The much-heralded insurance exchanges, which are supposed to provide a market for individuals who are not part of a group has been so burdened by complexities within the Obamacare bureaucracy that implementation has been pushed back at least a year.
The unintended potential-job-killing consequences of the 2.3% excise tax on manufacturers and importers of medical devices resulted in thirty-three democrats voting to repeal the tax in an amendment to the Administration’s budget bill. It is no wonder members of congress, democrats and republicans alike, have begun to dig in their heels. Their concern that the law will result in job outsourcing and hourly job cutbacks in their districts is well founded. Stryker, a maker of medical devices, implants, and supplies shed 5% of its work force because of the impact of the 2.3% medical device excise tax. The company estimates the move will save $100 million annually. This absurd tax isn’t levied against profits. It is levied against revenue. Medtronic, the world’s largest medical device manufacturer is hiring up to 1,500 people, but most will be foreign workers. Another unintended consequence, of course, is the rush to convert from full time to part time workforces.
The reader might recall that an early criticism of Obamacare was that people would wait until they were facing medical bills before they would apply for insurance given the guaranteed coverage provisions of the law. Obamacare tried to counter this with a Pre-Existing Conditions Plan (PCIP). The Administration estimated that nearly 400,000 people would enroll in this plan, but by the end of last year barely 100,000 people had enrolled and the claims were reported to be 2.5 times greater than the Administration had anticipated. Result? Enrollment in the plan has been suspended.
President Obama insisted during the run-up to the passage of Obamacare that insurance premiums would have been substantially slashed by now. Actually, the reverse is true. Premiums have increased by more than Obama promised they would decrease.
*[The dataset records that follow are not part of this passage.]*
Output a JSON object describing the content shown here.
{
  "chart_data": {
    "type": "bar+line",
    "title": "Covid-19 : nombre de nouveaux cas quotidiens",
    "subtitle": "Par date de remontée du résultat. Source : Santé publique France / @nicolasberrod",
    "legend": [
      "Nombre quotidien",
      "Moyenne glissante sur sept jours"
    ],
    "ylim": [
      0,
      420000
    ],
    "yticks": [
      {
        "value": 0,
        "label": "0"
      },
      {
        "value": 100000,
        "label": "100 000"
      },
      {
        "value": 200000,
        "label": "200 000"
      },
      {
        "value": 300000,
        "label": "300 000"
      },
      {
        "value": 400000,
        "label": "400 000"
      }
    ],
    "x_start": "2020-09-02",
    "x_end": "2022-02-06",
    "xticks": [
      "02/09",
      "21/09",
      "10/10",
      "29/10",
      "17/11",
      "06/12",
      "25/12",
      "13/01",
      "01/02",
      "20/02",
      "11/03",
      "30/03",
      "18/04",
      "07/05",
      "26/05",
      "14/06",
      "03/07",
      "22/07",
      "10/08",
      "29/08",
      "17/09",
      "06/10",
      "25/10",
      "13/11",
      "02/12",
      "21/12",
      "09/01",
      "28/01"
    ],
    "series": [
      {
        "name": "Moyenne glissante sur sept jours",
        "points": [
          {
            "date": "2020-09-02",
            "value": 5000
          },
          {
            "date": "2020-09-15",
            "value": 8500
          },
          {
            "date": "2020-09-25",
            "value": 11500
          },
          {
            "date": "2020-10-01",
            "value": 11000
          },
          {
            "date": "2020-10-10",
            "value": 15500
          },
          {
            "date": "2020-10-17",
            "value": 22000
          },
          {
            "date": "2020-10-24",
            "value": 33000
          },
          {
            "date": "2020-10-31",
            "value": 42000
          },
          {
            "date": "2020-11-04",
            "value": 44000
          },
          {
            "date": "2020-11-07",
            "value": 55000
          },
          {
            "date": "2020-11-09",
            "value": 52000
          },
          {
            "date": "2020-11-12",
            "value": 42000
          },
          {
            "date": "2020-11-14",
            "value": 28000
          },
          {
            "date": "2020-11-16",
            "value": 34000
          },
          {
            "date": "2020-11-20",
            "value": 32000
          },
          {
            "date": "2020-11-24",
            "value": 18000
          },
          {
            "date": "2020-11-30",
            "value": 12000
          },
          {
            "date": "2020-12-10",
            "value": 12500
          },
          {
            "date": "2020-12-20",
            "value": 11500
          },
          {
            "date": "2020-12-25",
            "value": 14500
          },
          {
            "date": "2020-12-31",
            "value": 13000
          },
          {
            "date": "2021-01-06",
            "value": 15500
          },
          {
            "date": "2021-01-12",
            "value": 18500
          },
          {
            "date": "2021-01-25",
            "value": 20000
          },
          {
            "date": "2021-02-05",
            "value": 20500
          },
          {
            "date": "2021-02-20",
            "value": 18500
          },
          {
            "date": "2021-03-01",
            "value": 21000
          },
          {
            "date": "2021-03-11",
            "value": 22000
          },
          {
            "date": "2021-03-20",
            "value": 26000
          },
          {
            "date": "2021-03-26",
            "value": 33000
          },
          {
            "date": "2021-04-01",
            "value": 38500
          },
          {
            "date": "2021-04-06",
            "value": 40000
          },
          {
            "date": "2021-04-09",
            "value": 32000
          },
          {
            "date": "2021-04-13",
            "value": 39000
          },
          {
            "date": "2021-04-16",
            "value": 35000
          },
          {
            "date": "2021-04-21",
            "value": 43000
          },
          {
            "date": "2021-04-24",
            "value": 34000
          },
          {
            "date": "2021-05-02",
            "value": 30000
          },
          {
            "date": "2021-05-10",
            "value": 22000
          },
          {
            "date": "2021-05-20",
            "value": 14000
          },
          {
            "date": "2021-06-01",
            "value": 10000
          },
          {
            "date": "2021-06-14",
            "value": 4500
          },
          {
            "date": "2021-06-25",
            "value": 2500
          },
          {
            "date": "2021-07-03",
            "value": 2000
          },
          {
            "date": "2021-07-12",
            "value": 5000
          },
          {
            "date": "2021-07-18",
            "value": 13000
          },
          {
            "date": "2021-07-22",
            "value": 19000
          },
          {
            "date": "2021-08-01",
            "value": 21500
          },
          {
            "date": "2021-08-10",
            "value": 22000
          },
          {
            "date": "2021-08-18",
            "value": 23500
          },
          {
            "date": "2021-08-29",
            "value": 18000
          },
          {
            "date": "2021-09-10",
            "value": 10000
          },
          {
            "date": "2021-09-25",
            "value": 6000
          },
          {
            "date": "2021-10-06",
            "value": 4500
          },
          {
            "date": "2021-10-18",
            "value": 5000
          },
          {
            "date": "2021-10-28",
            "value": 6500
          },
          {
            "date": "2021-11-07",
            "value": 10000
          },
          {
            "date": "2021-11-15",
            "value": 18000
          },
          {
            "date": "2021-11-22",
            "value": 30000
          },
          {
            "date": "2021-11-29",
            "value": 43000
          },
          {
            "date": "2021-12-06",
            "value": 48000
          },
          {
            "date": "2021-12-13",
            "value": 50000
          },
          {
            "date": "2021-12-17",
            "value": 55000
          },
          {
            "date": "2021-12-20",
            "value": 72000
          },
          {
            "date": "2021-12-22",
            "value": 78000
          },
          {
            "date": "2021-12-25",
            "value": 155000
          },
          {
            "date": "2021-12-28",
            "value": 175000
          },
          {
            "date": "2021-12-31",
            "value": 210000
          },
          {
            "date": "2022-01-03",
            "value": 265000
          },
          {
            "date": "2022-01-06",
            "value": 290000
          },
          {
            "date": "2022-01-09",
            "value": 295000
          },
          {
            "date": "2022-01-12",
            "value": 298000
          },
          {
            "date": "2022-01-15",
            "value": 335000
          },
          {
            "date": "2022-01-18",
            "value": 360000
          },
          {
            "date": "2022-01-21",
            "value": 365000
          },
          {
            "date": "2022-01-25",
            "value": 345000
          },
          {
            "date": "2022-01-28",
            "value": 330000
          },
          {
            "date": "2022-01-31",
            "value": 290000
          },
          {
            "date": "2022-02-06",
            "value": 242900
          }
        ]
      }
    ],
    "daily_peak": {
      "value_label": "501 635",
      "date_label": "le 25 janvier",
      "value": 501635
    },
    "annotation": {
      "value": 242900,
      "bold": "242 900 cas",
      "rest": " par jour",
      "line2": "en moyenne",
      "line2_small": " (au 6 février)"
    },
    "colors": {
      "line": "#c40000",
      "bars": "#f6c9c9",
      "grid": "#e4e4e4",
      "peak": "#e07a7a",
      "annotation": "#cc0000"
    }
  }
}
In fact, earlier this month the Society of Actuaries (a generally conservative group if ever there was one) estimated that non-group claims will increase by over 30% over the next four years. Their reasoning should be a surprise to no one given the addition of higher risk patients to the coverage pool, employers dropping group coverage, and higher morbidity levels caused by patients who would previously have been uninsurable due to pre-existing conditions.
Little seems to have gone according to plan. The estimated $898 billion cost of Obamacare has now soared to $1.6 trillion and counting. The 2300 page law has spawned over 20,000 pages of regulation (and counting), and the promise that it wouldn’t add a dime to the deficit and that the President would veto the legislation if it did…well, that was an Obama Curve.